SQUADRON LEADER JAMES IRA JONES is probably endowed with more practical experience of Service aviation than any other living officer. He originally entered the infantry, but he joined the Royal Flying Corps in 1915, and from that time he has served as a pilot in many different fields.
The solid foundation of Squadron Leader Jones’s career was laid by his war service, when he was officially credited with forty victories. As he was inclined to be over-cautious in his claims - though he was far from cautious in his fighting methods - many of the pilots who fought beside him believe that the number of his victories was considerably greater than this.
His service in France during the war period was from 1915 to 1917. During that time he was with a squadron whose fame was unsurpassed for its offensive spirit and for its successes in combat. It was in this squadron that Squadron Leader Jones served with Major Mannock. Jones became, many years afterwards, Mannock’s biographer, and presented the history of Mannock’s astonishing career in his book King of Air Fighters.
Jones achieved his spectacular fighting successes in France during the war of 1914-18, but he served afterwards in many other places. In 1919, for instance, he was in North Russia; in 1923 he went to Iraq, where he was stationed until 1925; in 1925 he went to Egypt, where he stayed until 1927. After that he was stationed for a long time at the Royal Aircraft Establishment, Farnborough, Hampshire.
Here Jones acted as a test pilot. His views on new fighting aircraft were of particular importance because of his experience in warfare and also because he had been flying regularly since the beginning of his period of service. In addition, Jones’s tactical knowledge was of value to the Royal Air Force.
Rather short of stature, but exceptionally keen of eye and having a slight stutter, which seems to lend added point to his remarks, Squadron Leader Jones may claim to be one of the prominent flying personalities today. His methods when he was fighting in France were uncompromising and he demanded the highest standards of courage and tenacity from all those who served with him.

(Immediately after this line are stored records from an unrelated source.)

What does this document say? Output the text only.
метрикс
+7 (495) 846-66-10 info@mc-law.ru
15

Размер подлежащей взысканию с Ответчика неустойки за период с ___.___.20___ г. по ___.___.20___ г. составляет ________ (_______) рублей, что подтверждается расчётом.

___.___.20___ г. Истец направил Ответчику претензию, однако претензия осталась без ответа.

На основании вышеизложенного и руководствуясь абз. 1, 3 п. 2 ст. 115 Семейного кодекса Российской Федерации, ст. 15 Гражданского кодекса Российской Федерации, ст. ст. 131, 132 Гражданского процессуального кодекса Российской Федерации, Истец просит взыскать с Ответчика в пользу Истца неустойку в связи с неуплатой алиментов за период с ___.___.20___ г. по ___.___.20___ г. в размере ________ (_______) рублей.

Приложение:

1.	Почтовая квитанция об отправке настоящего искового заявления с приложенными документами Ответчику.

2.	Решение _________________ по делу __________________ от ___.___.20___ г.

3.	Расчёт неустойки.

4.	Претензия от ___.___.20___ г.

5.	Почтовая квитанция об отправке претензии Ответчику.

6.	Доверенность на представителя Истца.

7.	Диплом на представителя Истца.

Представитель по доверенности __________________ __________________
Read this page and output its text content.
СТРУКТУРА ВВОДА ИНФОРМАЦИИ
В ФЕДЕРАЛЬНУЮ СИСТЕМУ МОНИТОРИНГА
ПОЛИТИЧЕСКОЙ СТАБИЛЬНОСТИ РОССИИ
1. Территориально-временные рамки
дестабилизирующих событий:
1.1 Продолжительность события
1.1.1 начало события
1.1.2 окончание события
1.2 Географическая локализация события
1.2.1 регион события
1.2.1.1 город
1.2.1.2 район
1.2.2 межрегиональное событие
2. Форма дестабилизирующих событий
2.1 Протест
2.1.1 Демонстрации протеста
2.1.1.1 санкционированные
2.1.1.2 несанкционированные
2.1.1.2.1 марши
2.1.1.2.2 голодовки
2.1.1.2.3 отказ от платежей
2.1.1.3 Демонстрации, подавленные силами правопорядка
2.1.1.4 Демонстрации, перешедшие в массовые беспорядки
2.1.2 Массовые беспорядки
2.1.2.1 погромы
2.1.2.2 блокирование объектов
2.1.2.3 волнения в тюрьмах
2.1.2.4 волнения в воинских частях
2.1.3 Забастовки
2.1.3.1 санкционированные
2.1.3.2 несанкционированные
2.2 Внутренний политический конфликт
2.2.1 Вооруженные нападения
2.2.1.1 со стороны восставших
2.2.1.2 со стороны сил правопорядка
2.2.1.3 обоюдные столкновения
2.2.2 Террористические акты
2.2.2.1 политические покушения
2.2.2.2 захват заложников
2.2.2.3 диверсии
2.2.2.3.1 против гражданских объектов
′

One of the most remarkable combats in which Jones engaged was over Hazebrouck in the summer of 1918. Led by the smoke puffs in the sky which showed where anti-aircraft shells were bursting, he came upon a Halberstadt two-seater. He attacked it at once, flying towards it head-on and shooting. The first burst missed; Jones swung round and came up under the machine’s tail. He then decided to use his Lewis gun on the top plane mounting. This mounting permitted the gun to be pulled partly down, and in this position to be used for shooting upwards at an angle. He pulled the gun down and, having moved up close to the enemy, fired another burst at point-blank range.
Still there seemed to be no effect. The German pilot had been manoeuvring with great skill and in such a way that he put off the aim of the British pilot. At the same time he sought to get into a position from which his observer could return fire. Jones moved from side to side under the machine, dodging the observer’s fire and occasionally getting in bursts himself. Jones often saw the observer, leaning over the side with his gun and taking aim. In the end Jones’s persistence told, as it told in so many other combats. The Halberstadt tipped steeply over and began to go down.
On another occasion Jones attacked a formation of nine German machines. He had first made a false attack, having failed to cock his gun in his excitement. Still unnoticed by the enemy, he then approached and almost flew as part of the German formation, awaiting another opportunity to make an attack. He was so close that he could see the backs of the helmeted heads of the German pilots. Yet he was not noticed by them.
Then two of the enemy began a dive on a lone British machine far below. At once Jones opened the throttle and went after them. When he was about two hundred yards from them he opened fire.
Having heard the gun behind him the leader made a sharp left turn and collided with his compatriot. The two machines, interlocked, went into a flat spin. They then caught fire. The seven remaining German machines now attacked Jones and he had to fight hard to escape them.
Number 74 Squadron, which was the one in which Jones was serving at the time he was fighting beside Mannock, was noted for its offensive spirit and for having attempted the analytical approach to problems of air tactics. There can be little doubt that some of its success as a squadron on both these counts must be attributed to Jones.